Misyadi, Pengelola Basecamp Patakbanteng Kejajar Wonosobo, mengatakan seluruh kegiatan dimulai sejak Sabtu (6/1/2018). Relawan dan warga setempat mulai menanam pohon, membersihkan gunung dan merawat tanaman.

“Kegiatan konservasi di gunung Prau akan dimulai sore ini dengan agenda penanaman bibit pohon,” ucapnya, melalui sambungan telepon.

Menurut dia, konservasi Gunung Prau adalah kegiatan rutin tahunan. Kegiatan kali ini diikuti oleh seratusan orang lebih relawan ditambah dengan warga setempat.

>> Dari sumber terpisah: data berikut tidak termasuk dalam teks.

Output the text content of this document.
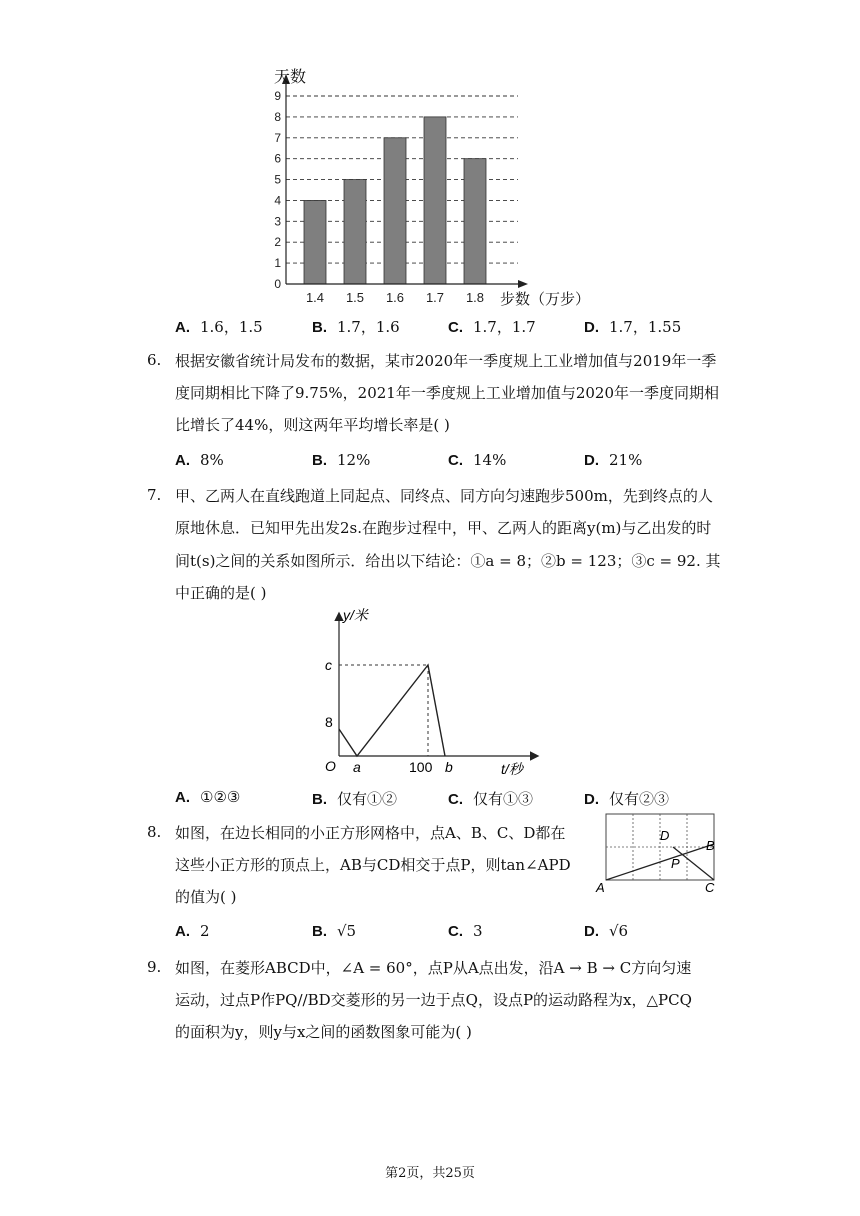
1.4 1.5 1.6 1.7 1.8
0
1
2
3
4
5
6
7
8
9
天数
步数（万步）
A. 1.6，1.5	B. 1.7，1.6	C. 1.7，1.7	D. 1.7，1.55
6. 根据安徽省统计局发布的数据，某市2020年一季度规上工业增加值与2019年一季
度同期相比下降了9.75%，2021年一季度规上工业增加值与2020年一季度同期相
比增长了44%，则这两年平均增长率是( )
A. 8%	B. 12%	C. 14%	D. 21%
7. 甲、乙两人在直线跑道上同起点、同终点、同方向匀速跑步500m，先到终点的人
原地休息．已知甲先出发2s.在跑步过程中，甲、乙两人的距离y(m)与乙出发的时
间t(s)之间的关系如图所示．给出以下结论：①a = 8；②b = 123；③c = 92. 其
中正确的是( )
y/米
t/秒
O
c
8
a	100 b
A. ①②③	B. 仅有①②	C. 仅有①③	D. 仅有②③
8. 如图，在边长相同的小正方形网格中，点A、B、C、D都在
这些小正方形的顶点上，AB与CD相交于点P，则tan∠APD
的值为( )
A
B
C
D
P
A. 2	B. √5	C. 3	D. √6
9. 如图，在菱形ABCD中，∠A = 60°，点P从A点出发，沿A → B → C方向匀速
运动，过点P作PQ//BD交菱形的另一边于点Q，设点P的运动路程为x，△PCQ
的面积为y，则y与x之间的函数图象可能为( )
第2页，共25页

Para relawan terdiri dari Lembaga Masyarakat Desa Hutan (LMDH), Tagana, para pendaki, dan relawan dari berbagau lembaga lainnya.

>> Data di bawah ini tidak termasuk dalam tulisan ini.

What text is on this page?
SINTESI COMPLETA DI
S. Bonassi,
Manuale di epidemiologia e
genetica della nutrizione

Di Wonosobo, Kesatuan Kesatuan Pemangku Hutan (KPH) Kedu Utara bersama dengan pengelola basecamp telah menyiapkan sekitar 1.500 bibit pohon untuk ditanam di gunung maupun ladang warga di lereng gunung Prau.


Pelestarian Tanaman Endemik Gunung Prau

Panorama menjelang pagi di Gunung Prau. (Foto: Liputan6.com/Muhamad Ridlo)
Panorama menjelang pagi di Gunung Prau. (Foto: Liputan6.com/Muhamad Ridlo)

Bibit yang akan ditanam untuk reboisasi gunung Prau merupakan bibit tanaman endemik Gunung Prau yang berhasil dibudidayakan warga. Pengelola dan warga ingin mengembalikan kelestarian tanaman endemik di gunung ini.

Di luar tanaman endemik, bibit cemara angin juga bakal ditanam. Alasannya, jenis pohon kayu keras ini mudah beregenerasi kendati pohon utamanya patah atau ditebang. Penanaman pohon jenis ini dinilai bagus untuk kepentingan ekologi.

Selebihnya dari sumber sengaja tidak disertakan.